Keep Oakland Beautiful Points of Interest remind us of how interesting and beautiful Oakland is and why we should care about protecting it.
USS Potomac in 1939.
One of the ships moored in Oakland’s Inner Harbor is the USS Potomac. Built in 1934 on the shores of Lake Michigan, in Manitowoc, Wisconsin, the vessel began its career as the US Coast Guard cutter, Electra. It was transferred to the Navy in 1935 and renamed the USS Potomac in 1936.
The 165-foot long vessel served as President Franklin D. Roosevelt’s presidential yacht from 1936 until his death in 1945. Prior to World War II, Roosevelt cruised on the ‘floating White House’ on an almost weekly basis, along the river the yacht was named for. He entertained many dignitaries on the yacht and he used it to conduct private strategy sessions with his advisors.

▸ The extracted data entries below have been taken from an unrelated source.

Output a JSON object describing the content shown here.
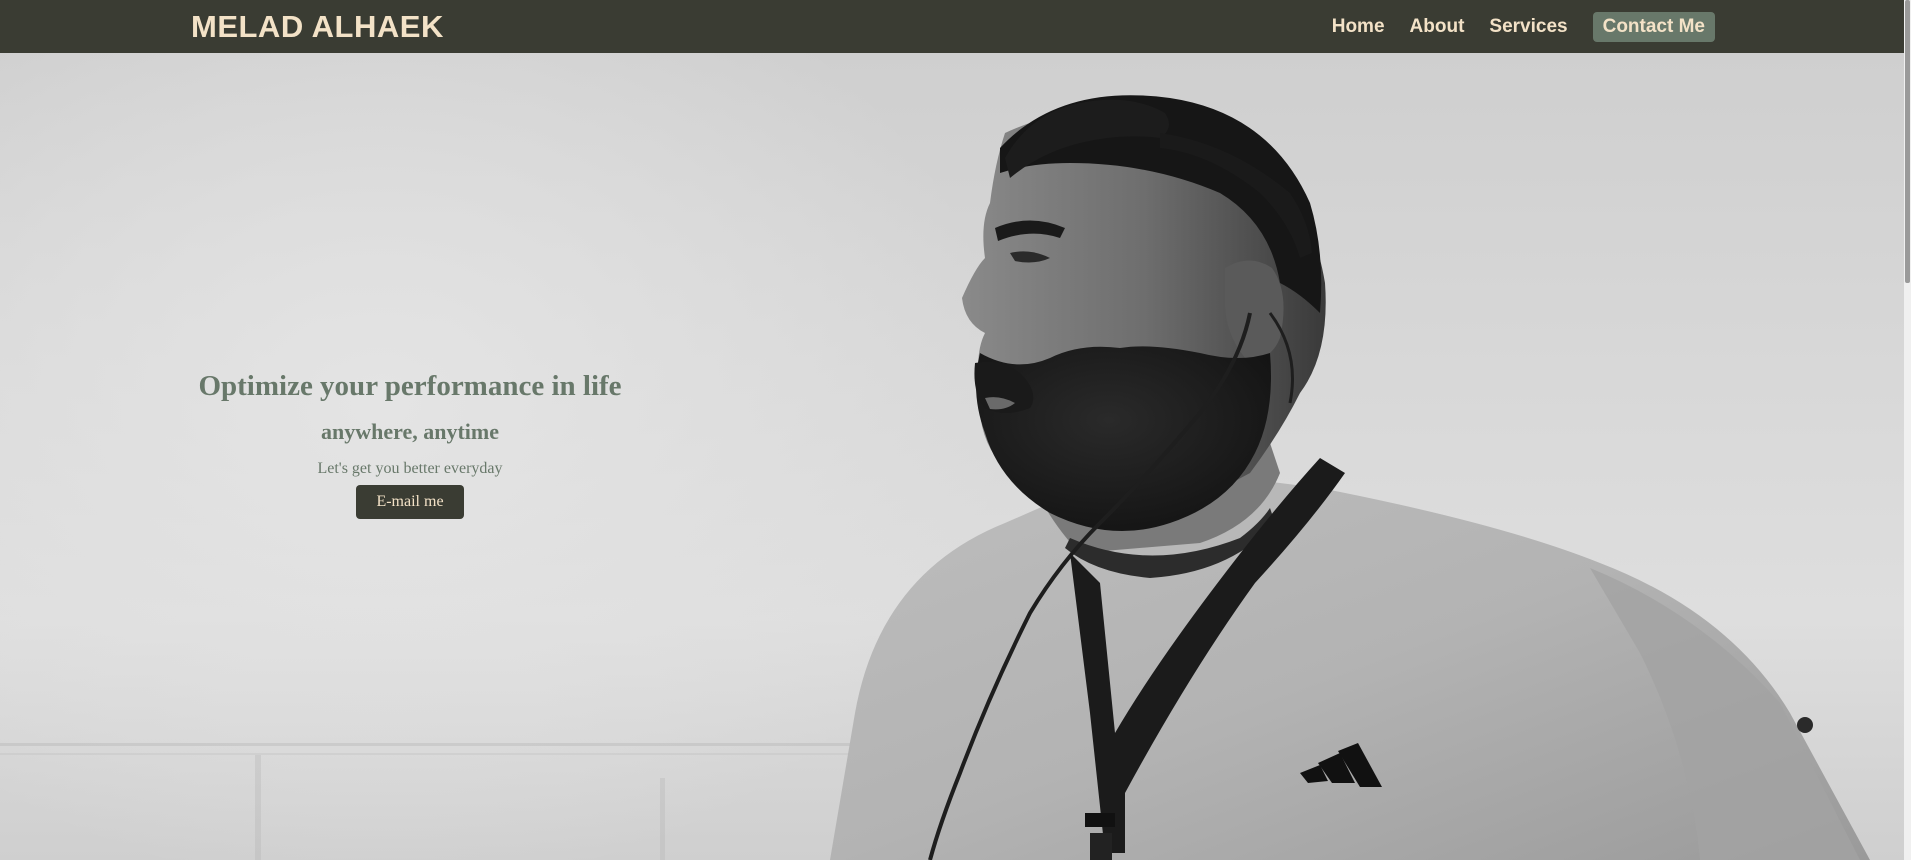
{
  "navbar": {
    "brand": "MELAD ALHAEK",
    "links": [
      {
        "label": "Home"
      },
      {
        "label": "About"
      },
      {
        "label": "Services"
      },
      {
        "label": "Contact Me"
      }
    ]
  },
  "hero": {
    "title": "Optimize your performance in life",
    "subtitle": "anywhere, anytime",
    "tagline": "Let's get you better everyday",
    "cta_label": "E-mail me",
    "image": "black-and-white photo of a bearded man wearing sunglasses on his head, a t-shirt with a three-stripe logo, a lanyard and an earpiece"
  },
  "colors": {
    "navbar_bg": "#3a3c33",
    "brand_text": "#f3e2c7",
    "accent_green": "#68786a",
    "button_bg": "#3a3c33"
  }
}
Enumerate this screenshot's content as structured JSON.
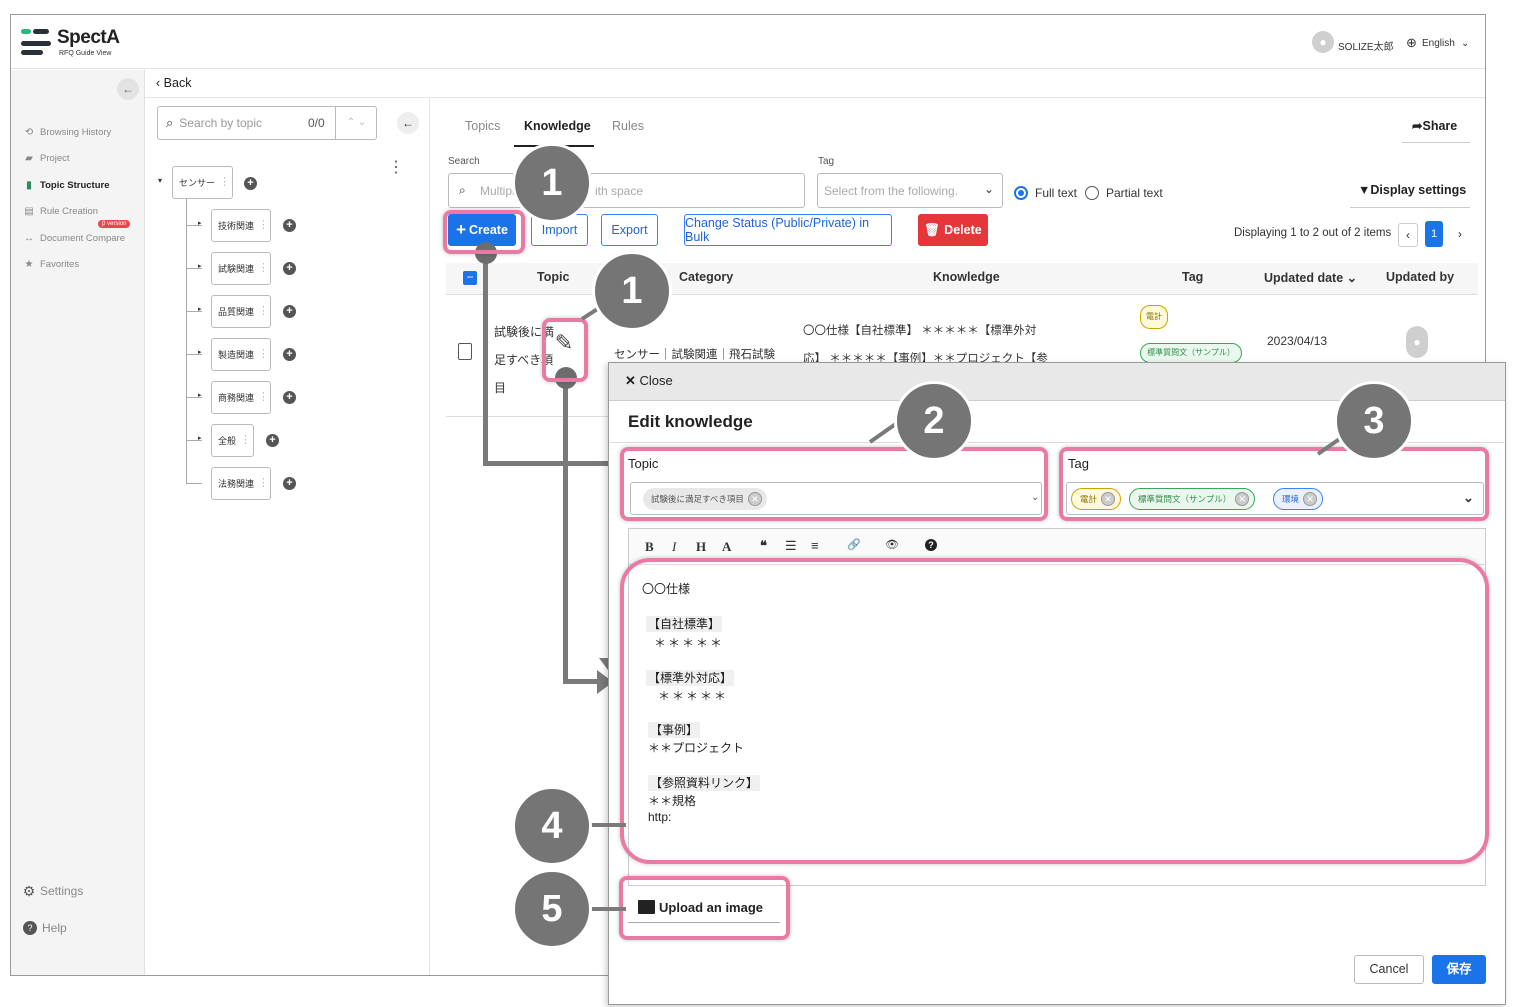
{
  "app": {
    "name": "SpectA",
    "sub": "RFQ Guide View"
  },
  "header": {
    "user": "SOLIZE太郎",
    "language": "English"
  },
  "sidebar": {
    "items": [
      {
        "label": "Browsing History",
        "icon": "history-icon"
      },
      {
        "label": "Project",
        "icon": "briefcase-icon"
      },
      {
        "label": "Topic Structure",
        "icon": "clipboard-icon",
        "active": true
      },
      {
        "label": "Rule Creation",
        "icon": "document-icon"
      },
      {
        "label": "Document Compare",
        "icon": "compare-icon"
      },
      {
        "label": "Favorites",
        "icon": "star-icon"
      }
    ],
    "beta_badge": "β version",
    "settings": "Settings",
    "help": "Help"
  },
  "back": "Back",
  "tree": {
    "search_placeholder": "Search by topic",
    "count": "0/0",
    "root": "センサー",
    "children": [
      "技術関連",
      "試験関連",
      "品質関連",
      "製造関連",
      "商務関連",
      "全般",
      "法務関連"
    ]
  },
  "tabs": [
    "Topics",
    "Knowledge",
    "Rules"
  ],
  "share": "Share",
  "filters": {
    "search_label": "Search",
    "search_placeholder_a": "Multipl",
    "search_placeholder_b": "ith space",
    "tag_label": "Tag",
    "tag_placeholder": "Select from the following.",
    "full_text": "Full text",
    "partial_text": "Partial text",
    "display_settings": "Display settings"
  },
  "toolbar": {
    "create": "Create",
    "import": "Import",
    "export": "Export",
    "bulk": "Change Status (Public/Private) in Bulk",
    "delete": "Delete",
    "displaying": "Displaying 1 to 2 out of 2 items",
    "page": "1"
  },
  "table": {
    "headers": [
      "Topic",
      "Category",
      "Knowledge",
      "Tag",
      "Updated date",
      "Updated by"
    ],
    "row": {
      "topic": [
        "試験後に満",
        "足すべき項",
        "目"
      ],
      "category": "センサー｜試験関連｜飛石試験",
      "knowledge": [
        "〇〇仕様【自社標準】 ＊＊＊＊＊【標準外対",
        "応】 ＊＊＊＊＊【事例】＊＊プロジェクト【参"
      ],
      "tags": [
        "電計",
        "標準質問文（サンプル）"
      ],
      "date": "2023/04/13"
    }
  },
  "modal": {
    "close": "Close",
    "title": "Edit knowledge",
    "topic_label": "Topic",
    "topic_chip": "試験後に満足すべき項目",
    "tag_label": "Tag",
    "tag_chips": [
      "電計",
      "標準質問文（サンプル）",
      "環境"
    ],
    "toolbar": [
      "B",
      "I",
      "H",
      "A",
      "❝",
      "☰",
      "≡",
      "🔗",
      "👁",
      "?"
    ],
    "content": [
      "〇〇仕様",
      "【自社標準】",
      "＊＊＊＊＊",
      "【標準外対応】",
      "＊＊＊＊＊",
      "【事例】",
      "＊＊プロジェクト",
      "【参照資料リンク】",
      "＊＊規格",
      "http:"
    ],
    "upload": "Upload an image",
    "cancel": "Cancel",
    "save": "保存"
  },
  "callouts": [
    "1",
    "1",
    "2",
    "3",
    "4",
    "5"
  ]
}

In the summer of 1941, FDR traveled north to Cape Cod on the USS Potomac where he secretly boarded the USS Augusta, bound for Newfoundland and a meeting with Winston Churchill. The clandestine meeting culminated in the Atlantic Charter which outlined the Allied partnership in World War II and plan for post-war peace. President Roosevelt also used the yacht, at times, for travels to Florida and the Bahamas with his family.
Franklin and Eleanor Roosevelt cruising aboard the USS Potomac.

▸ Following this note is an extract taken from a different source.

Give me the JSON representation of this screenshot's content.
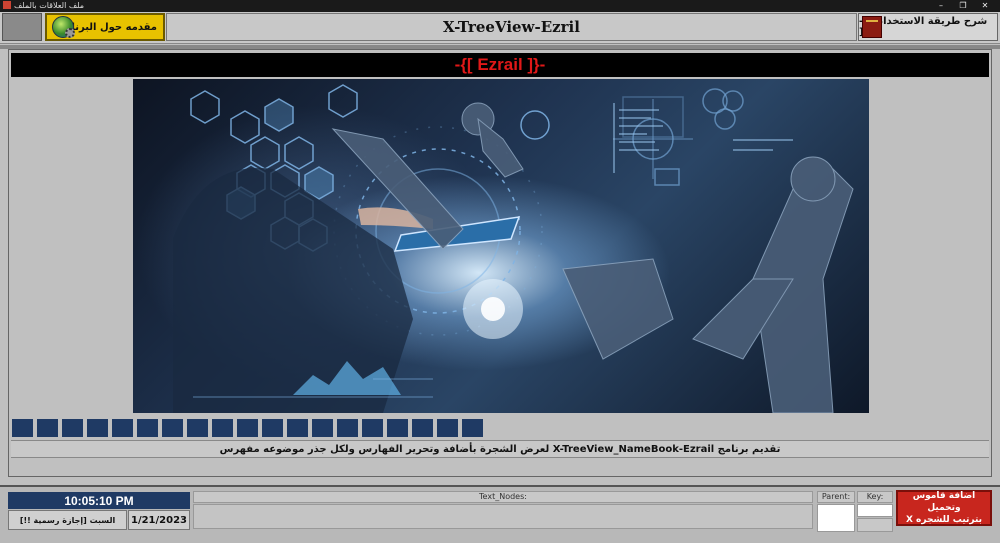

During World War II, the USS Potomac was put into service as sonar research vessel.
After President Roosevelt’s death, the USS Potomac fell upon hard times. Passing through numerous hands (including ownership by Elvis Pressley for a time), the vessel was seized in San Francisco in 1980, as a front for drug smugglers. It was impounded at Treasure Island where it then sank. The Potomac was subsequently raised and dumped in the East Bay estuary where it was unceremoniously abandoned and left to rot. Like an old horse on its way to the glue factory, the Potomac was destined for the scrap heap when it was purchased by the Port of Oakland.

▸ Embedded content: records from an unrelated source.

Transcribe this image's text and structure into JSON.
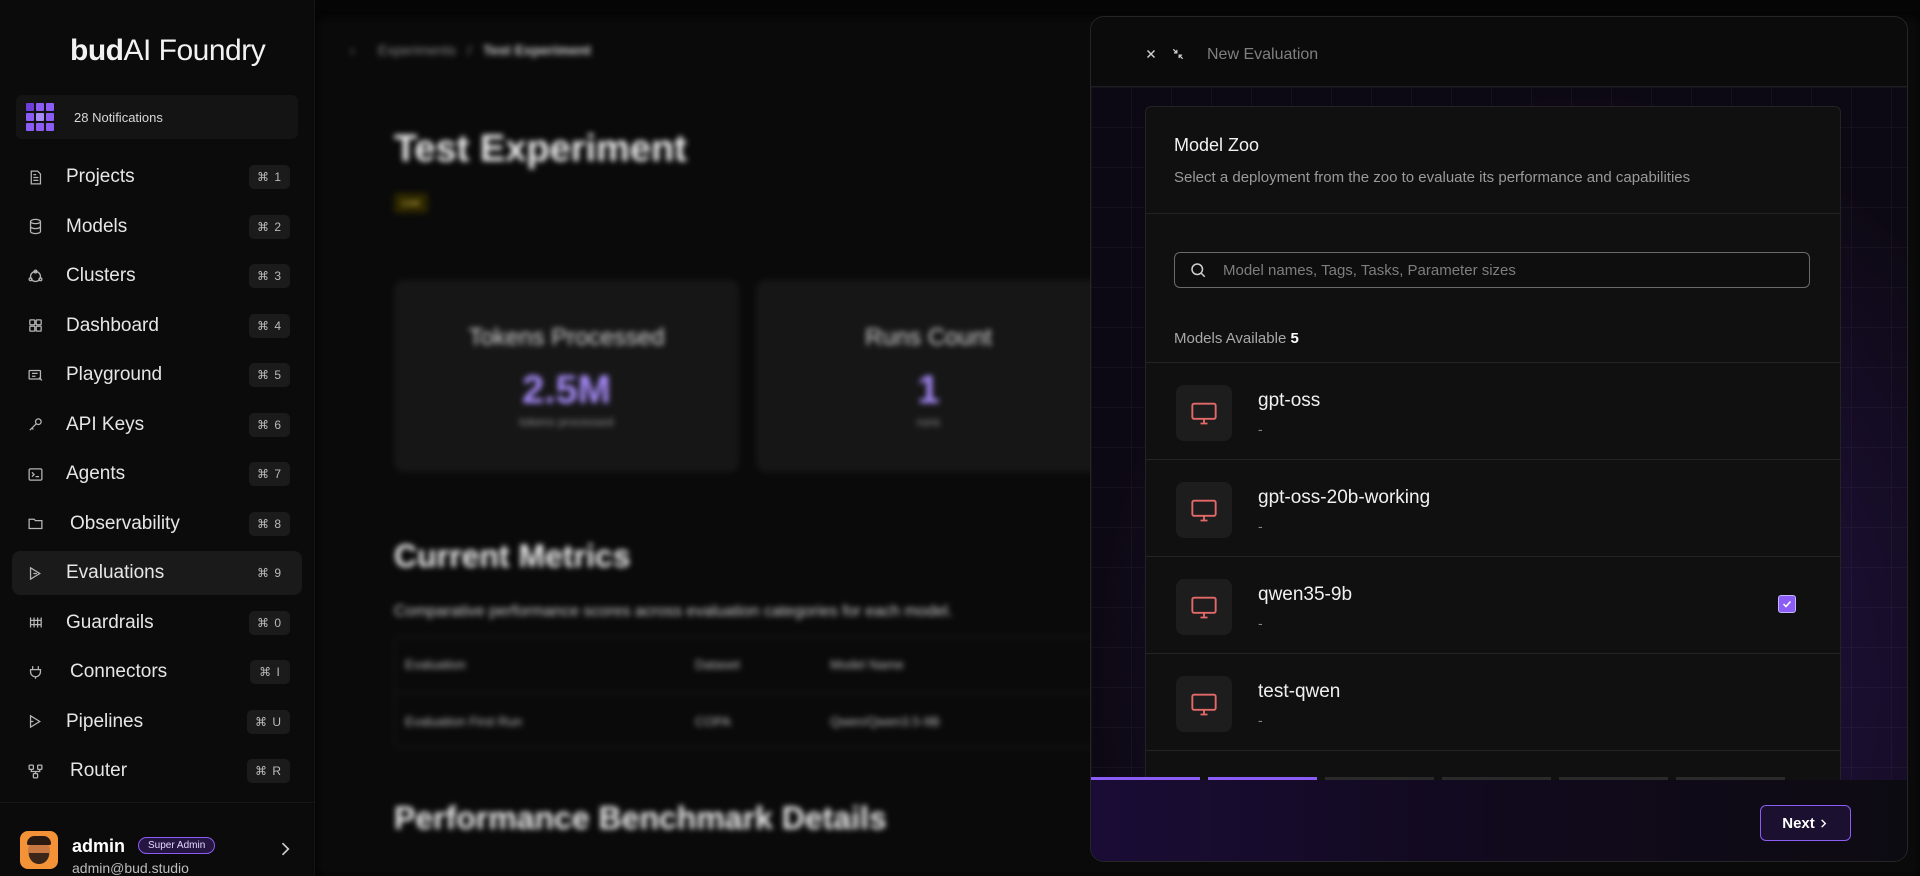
{
  "brand": {
    "prefix": "bud",
    "name": "AI Foundry"
  },
  "notifications": {
    "label": "28 Notifications"
  },
  "sidebar": {
    "items": [
      {
        "label": "Projects",
        "shortcut": "⌘ 1",
        "icon": "file-icon"
      },
      {
        "label": "Models",
        "shortcut": "⌘ 2",
        "icon": "database-icon"
      },
      {
        "label": "Clusters",
        "shortcut": "⌘ 3",
        "icon": "cluster-icon"
      },
      {
        "label": "Dashboard",
        "shortcut": "⌘ 4",
        "icon": "grid-icon"
      },
      {
        "label": "Playground",
        "shortcut": "⌘ 5",
        "icon": "playground-icon"
      },
      {
        "label": "API Keys",
        "shortcut": "⌘ 6",
        "icon": "key-icon"
      },
      {
        "label": "Agents",
        "shortcut": "⌘ 7",
        "icon": "terminal-icon"
      },
      {
        "label": "Observability",
        "shortcut": "⌘ 8",
        "icon": "folder-icon"
      },
      {
        "label": "Evaluations",
        "shortcut": "⌘ 9",
        "icon": "evaluation-icon",
        "active": true
      },
      {
        "label": "Guardrails",
        "shortcut": "⌘ 0",
        "icon": "guardrail-icon"
      },
      {
        "label": "Connectors",
        "shortcut": "⌘ I",
        "icon": "plug-icon"
      },
      {
        "label": "Pipelines",
        "shortcut": "⌘ U",
        "icon": "pipeline-icon"
      },
      {
        "label": "Router",
        "shortcut": "⌘ R",
        "icon": "router-icon"
      }
    ]
  },
  "user": {
    "name": "admin",
    "role": "Super Admin",
    "email": "admin@bud.studio"
  },
  "background": {
    "breadcrumb": {
      "parent": "Experiments",
      "separator": "/",
      "current": "Test Experiment"
    },
    "title": "Test Experiment",
    "tag": "Live",
    "cards": [
      {
        "title": "Tokens Processed",
        "value": "2.5M",
        "sub": "tokens processed"
      },
      {
        "title": "Runs Count",
        "value": "1",
        "sub": "runs"
      }
    ],
    "metrics_title": "Current Metrics",
    "metrics_sub": "Comparative performance scores across evaluation categories for each model.",
    "table": {
      "headers": [
        "Evaluation",
        "Dataset",
        "Model Name"
      ],
      "rows": [
        [
          "Evaluation First Run",
          "COPA",
          "Qwen/Qwen3.5-9B"
        ]
      ]
    },
    "benchmark_title": "Performance Benchmark Details"
  },
  "drawer": {
    "title": "New Evaluation",
    "panel_title": "Model Zoo",
    "panel_subtitle": "Select a deployment from the zoo to evaluate its performance and capabilities",
    "search_placeholder": "Model names, Tags, Tasks, Parameter sizes",
    "available_label": "Models Available",
    "available_count": "5",
    "models": [
      {
        "name": "gpt-oss",
        "desc": "-",
        "selected": false
      },
      {
        "name": "gpt-oss-20b-working",
        "desc": "-",
        "selected": false
      },
      {
        "name": "qwen35-9b",
        "desc": "-",
        "selected": true
      },
      {
        "name": "test-qwen",
        "desc": "-",
        "selected": false
      }
    ],
    "progress": {
      "total_steps": 6,
      "completed_steps": 2
    },
    "next_label": "Next"
  },
  "colors": {
    "accent": "#8b5cf6",
    "model_icon": "#e46a6a",
    "background": "#050505"
  }
}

The USS Potomac, sunk off Treasure Island.
The USS Potomac has now been restored to its former glory. It is permanently berthed at the foot of Clay Street, at the western end of Jack London Square. A number of events and cruises on the bay are available through http://www.usspotomac.org/events/. Docent-led dockside tours are also given on Wednesdays, Fridays, and Sundays. Please see the above website for details.
The USS Potomac today.
The world almost lost this interesting piece of history. Fortunately, the Port of Oakland stepped in with a planned partnership to restore and preserve this vessel, so it’s available to us today, to learn about and experience. The USS Potomac is now a national historic landmark.
Keeping Oakland Beautiful is everybody’s business.